Дорога к ее дому шла мимо садиков, и я невольно остановился – таким обильным цветом цвели вишни и груши; вчера еще, наверно, пустые и необитаемые, точно домики без жильцов, они вдруг заселились и украсились прибывшими под вечер гостьями, чьи красивые белые платья сквозили через решетку в конце аллей.
– Послушай: я вижу, тебе хочется всем этим полюбоваться, настроиться на поэтический лад, – сказал Робер, – ну так подожди меня здесь, моя приятельница живет совсем близко, я за ней схожу.
В ожидании я начал прохаживаться мимо скромных садиков. Когда я поднимал глаза, то кое-где в окнах видел молоденьких девушек, а под открытым небом, на высоте второго этажа, гибкие и легкие, в новеньких лиловых платьях, молодые гроздья сирени то здесь, то там висели на ветках и колыхались от ветра, не обращая внимания на прохожего, поднимавшего глаза на зеленые их антресоли. Я узнавал в них фиолетовые отряды, выстраивавшиеся у входа в парк Свана за низенькой белой оградой в теплые весенние дни и напоминавшие чудесный ковер на стене провинциального дома. Я пошел по тропинке, которая вела на лужайку. Здесь меня опахнул свежий, резкий ветер, как в Комбре, а на глинистой, влажной деревенской почве, какая могла быть и на берегу Вивоны, все-таки передо мной предстала вовремя явившаяся на место сбора вместе со всей стайкой своих подружек большая белая груша, и она покачивалась, улыбаясь, и вывешивала на солнце, точно занавес из овеществленного и осязаемого света, дрожавшие на ветру, отполированные и высеребренные солнечными лучами цветы.

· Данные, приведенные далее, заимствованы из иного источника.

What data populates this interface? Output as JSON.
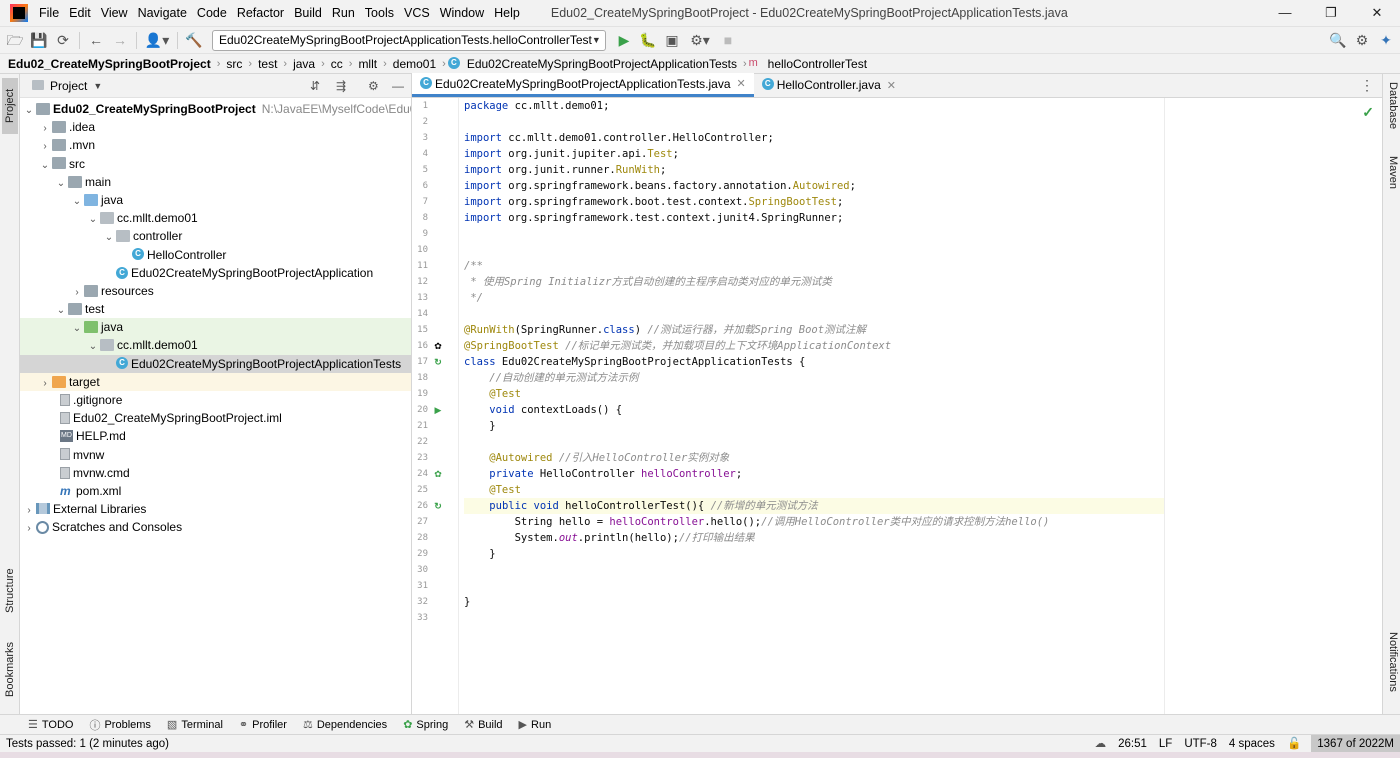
{
  "menubar": {
    "items": [
      "File",
      "Edit",
      "View",
      "Navigate",
      "Code",
      "Refactor",
      "Build",
      "Run",
      "Tools",
      "VCS",
      "Window",
      "Help"
    ],
    "title": "Edu02_CreateMySpringBootProject - Edu02CreateMySpringBootProjectApplicationTests.java"
  },
  "toolbar": {
    "run_config": "Edu02CreateMySpringBootProjectApplicationTests.helloControllerTest"
  },
  "navbar": {
    "crumbs": [
      "Edu02_CreateMySpringBootProject",
      "src",
      "test",
      "java",
      "cc",
      "mllt",
      "demo01",
      "Edu02CreateMySpringBootProjectApplicationTests",
      "helloControllerTest"
    ]
  },
  "left_strip": {
    "project": "Project",
    "structure": "Structure",
    "bookmarks": "Bookmarks"
  },
  "right_strip": {
    "database": "Database",
    "maven": "Maven",
    "notifications": "Notifications"
  },
  "project_panel": {
    "title": "Project",
    "root": "Edu02_CreateMySpringBootProject",
    "root_path": "N:\\JavaEE\\MyselfCode\\Edu02_Crea",
    "tree": [
      {
        "label": ".idea"
      },
      {
        "label": ".mvn"
      },
      {
        "label": "src"
      },
      {
        "label": "main"
      },
      {
        "label": "java"
      },
      {
        "label": "cc.mllt.demo01"
      },
      {
        "label": "controller"
      },
      {
        "label": "HelloController"
      },
      {
        "label": "Edu02CreateMySpringBootProjectApplication"
      },
      {
        "label": "resources"
      },
      {
        "label": "test"
      },
      {
        "label": "java"
      },
      {
        "label": "cc.mllt.demo01"
      },
      {
        "label": "Edu02CreateMySpringBootProjectApplicationTests"
      },
      {
        "label": "target"
      },
      {
        "label": ".gitignore"
      },
      {
        "label": "Edu02_CreateMySpringBootProject.iml"
      },
      {
        "label": "HELP.md"
      },
      {
        "label": "mvnw"
      },
      {
        "label": "mvnw.cmd"
      },
      {
        "label": "pom.xml"
      },
      {
        "label": "External Libraries"
      },
      {
        "label": "Scratches and Consoles"
      }
    ]
  },
  "editor": {
    "tabs": [
      {
        "label": "Edu02CreateMySpringBootProjectApplicationTests.java"
      },
      {
        "label": "HelloController.java"
      }
    ],
    "line_numbers": [
      "1",
      "2",
      "3",
      "4",
      "5",
      "6",
      "7",
      "8",
      "9",
      "10",
      "11",
      "12",
      "13",
      "14",
      "15",
      "16",
      "17",
      "18",
      "19",
      "20",
      "21",
      "22",
      "23",
      "24",
      "25",
      "26",
      "27",
      "28",
      "29",
      "30",
      "31",
      "32",
      "33"
    ],
    "code": {
      "l1": "package cc.mllt.demo01;",
      "l3a": "import",
      "l3b": " cc.mllt.demo01.controller.HelloController;",
      "l4a": "import",
      "l4b": " org.junit.jupiter.api.",
      "l4c": "Test",
      "l4d": ";",
      "l5a": "import",
      "l5b": " org.junit.runner.",
      "l5c": "RunWith",
      "l5d": ";",
      "l6a": "import",
      "l6b": " org.springframework.beans.factory.annotation.",
      "l6c": "Autowired",
      "l6d": ";",
      "l7a": "import",
      "l7b": " org.springframework.boot.test.context.",
      "l7c": "SpringBootTest",
      "l7d": ";",
      "l8a": "import",
      "l8b": " org.springframework.test.context.junit4.SpringRunner;",
      "l11": "/**",
      "l12": " * 使用Spring Initializr方式自动创建的主程序启动类对应的单元测试类",
      "l13": " */",
      "l15a": "@RunWith",
      "l15b": "(SpringRunner.",
      "l15c": "class",
      "l15d": ") ",
      "l15e": "//测试运行器，并加载Spring Boot测试注解",
      "l16a": "@SpringBootTest",
      "l16b": " //标记单元测试类，并加载项目的上下文环境ApplicationContext",
      "l17a": "class",
      "l17b": " Edu02CreateMySpringBootProjectApplicationTests {",
      "l18": "    //自动创建的单元测试方法示例",
      "l19": "    @Test",
      "l20a": "    ",
      "l20b": "void",
      "l20c": " contextLoads() {",
      "l21": "    }",
      "l23a": "    @Autowired",
      "l23b": " //引入HelloController实例对象",
      "l24a": "    ",
      "l24b": "private",
      "l24c": " HelloController ",
      "l24d": "helloController",
      "l24e": ";",
      "l25": "    @Test",
      "l26a": "    ",
      "l26b": "public void",
      "l26c": " helloControllerTest(){ ",
      "l26d": "//新增的单元测试方法",
      "l27a": "        String hello = ",
      "l27b": "helloController",
      "l27c": ".hello();",
      "l27d": "//调用HelloController类中对应的请求控制方法hello()",
      "l28a": "        System.",
      "l28b": "out",
      "l28c": ".println(hello);",
      "l28d": "//打印输出结果",
      "l29": "    }",
      "l32": "}"
    }
  },
  "tool_tabs": [
    "TODO",
    "Problems",
    "Terminal",
    "Profiler",
    "Dependencies",
    "Spring",
    "Build",
    "Run"
  ],
  "status": {
    "message": "Tests passed: 1 (2 minutes ago)",
    "position": "26:51",
    "line_sep": "LF",
    "encoding": "UTF-8",
    "indent": "4 spaces",
    "memory": "1367 of 2022M"
  }
}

Но вот подошел со своей любовницей Сен-Лу, и в этой женщине, в которой сосредоточивалось для него все, что могла дать любовь, все утехи жизни, в женщине, чья личность, таинственно заключенная в ее теле, как в Скинии завета,[121] представляла собой объект, над которым без устали трудилось воображение моего друга, понимавшего, что ему так никогда его и не познать, постоянно задававшего себе вопрос: что же все-таки там, за покровом ее взглядов и тела, в этой женщине я мгновенно узнал «Рахиль, ты мне дана[122]», ту самую, которая несколько лет назад, – на этом свете женщины уж если меняют положение, то необычайно быстро, – говорила сводне:
– Стало быть, завтра вечером, если я вам для кого-нибудь понадоблюсь, пошлите за мной.

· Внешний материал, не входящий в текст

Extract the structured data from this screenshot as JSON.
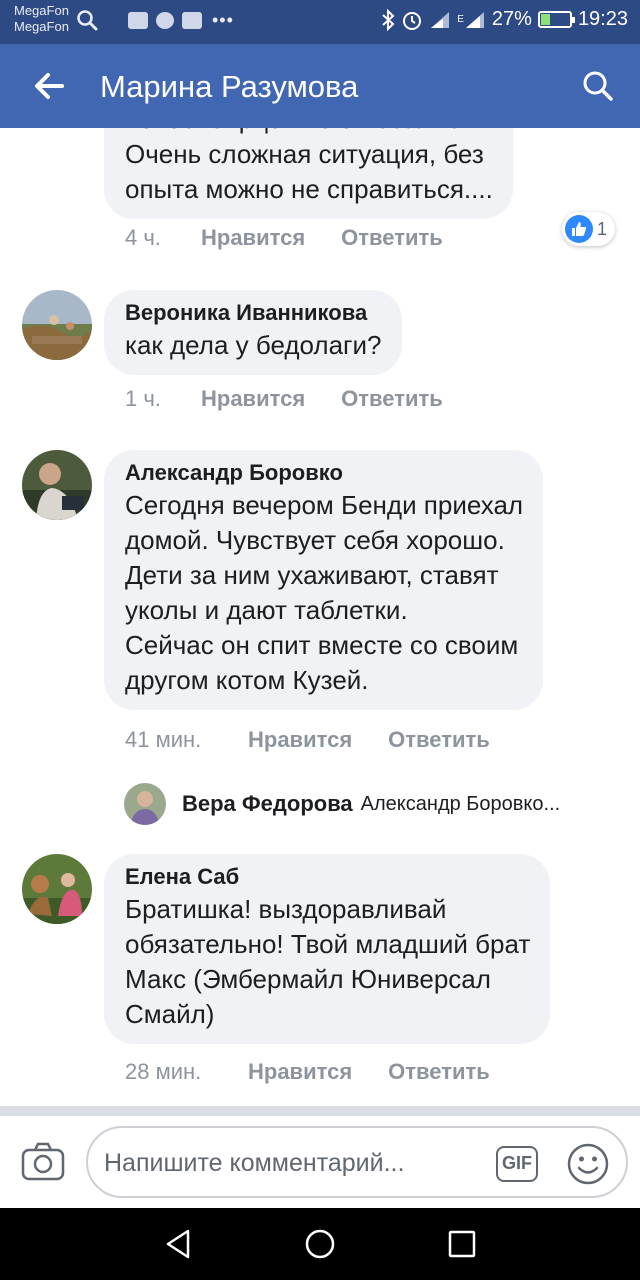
{
  "status_bar": {
    "carrier_1": "MegaFon",
    "carrier_2": "MegaFon",
    "battery": "27%",
    "time": "19:23",
    "network": "E"
  },
  "header": {
    "title": "Марина Разумова",
    "icons": [
      "back-arrow-icon",
      "search-icon"
    ]
  },
  "comments": [
    {
      "author": "",
      "partial_text": "новосибирцев не отказались!",
      "lines": [
        "Очень сложная ситуация, без",
        "опыта можно не справиться...."
      ],
      "time": "4 ч.",
      "like": "Нравится",
      "reply": "Ответить",
      "reaction_count": "1"
    },
    {
      "author": "Вероника Иванникова",
      "lines": [
        "как дела у бедолаги?"
      ],
      "time": "1 ч.",
      "like": "Нравится",
      "reply": "Ответить"
    },
    {
      "author": "Александр Боровко",
      "lines": [
        "Сегодня вечером Бенди приехал",
        "домой. Чувствует себя хорошо.",
        "Дети за ним ухаживают, ставят",
        "уколы и дают таблетки.",
        "Сейчас он спит вместе со своим",
        "другом котом Кузей."
      ],
      "time": "41 мин.",
      "like": "Нравится",
      "reply": "Ответить",
      "reply_preview": {
        "author": "Вера Федорова",
        "text": "Александр Боровко..."
      }
    },
    {
      "author": "Елена Саб",
      "lines": [
        "Братишка! выздоравливай",
        "обязательно! Твой младший брат",
        "Макс (Эмбермайл Юниверсал",
        "Смайл)"
      ],
      "time": "28 мин.",
      "like": "Нравится",
      "reply": "Ответить"
    }
  ],
  "composer": {
    "placeholder": "Напишите комментарий...",
    "gif_label": "GIF"
  },
  "colors": {
    "statusbar": "#2e4a85",
    "appbar": "#4267b2",
    "bubble": "#f0f2f5",
    "meta": "#8d949e",
    "like_blue": "#2e89ff"
  }
}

И когда за ней действительно «посылали» и она оставалась в комнате одна с этим «кем-нибудь», то она так хорошо знала, чего от нее хотят, что, заперевшись на ключ из предосторожности, свойственной женщине благоразумной, она тотчас же освященными ритуалом движениями начинала снимать с себя одежды, как раздеваемся мы в приемной у доктора, который должен нас выслушать, и останавливалась на полдороге, только если «кто-нибудь», не любящий наготы, говорил ей, что она может не снимать рубашку, – так врачи, обладающие тонким слухом и боящиеся простудить больного, слушают, как он дышит и как работает у него сердце, через белье. Эта женщина со всей ее жизнью, со всеми ее мыслями, со всем ее прошлым, со всеми, кто только ею ни обладал, до такой степени мне безразличная, что, если б она стала мне рассказывать о себе, я слушал бы только из вежливости, в одно ухо впуская, в другое выпуская, – эта женщина, из-за которой Сен-Лу так волновался, так мучился и которую он так любил, она, на кого я смотрел как на заводную игрушку, в конце концов превратилась для него в предмет бесконечных страданий, в ту, за кого он отдал бы жизнь. При виде этих двух разъединенных элементов (ведь «Рахиль, ты мне дана» я встречал в доме терпимости) я пришел к заключению, что многие женщины, которые составляют для мужчин смысл жизни, из-за которых они страдают, накладывают на себя руки, являются в сущности или же являются для других тем, чем была для меня Рахиль. Мысль, что ее жизнь может возбуждать мучительное любопытство, казалась мне нелепой. Я мог бы рассказать Роберу о многих ее постельных делах, которые меня совершенно не интересовали. А как бы огорчили они его! И чего бы он ни дал, чтобы о них разузнать, хотя так бы и не допытался!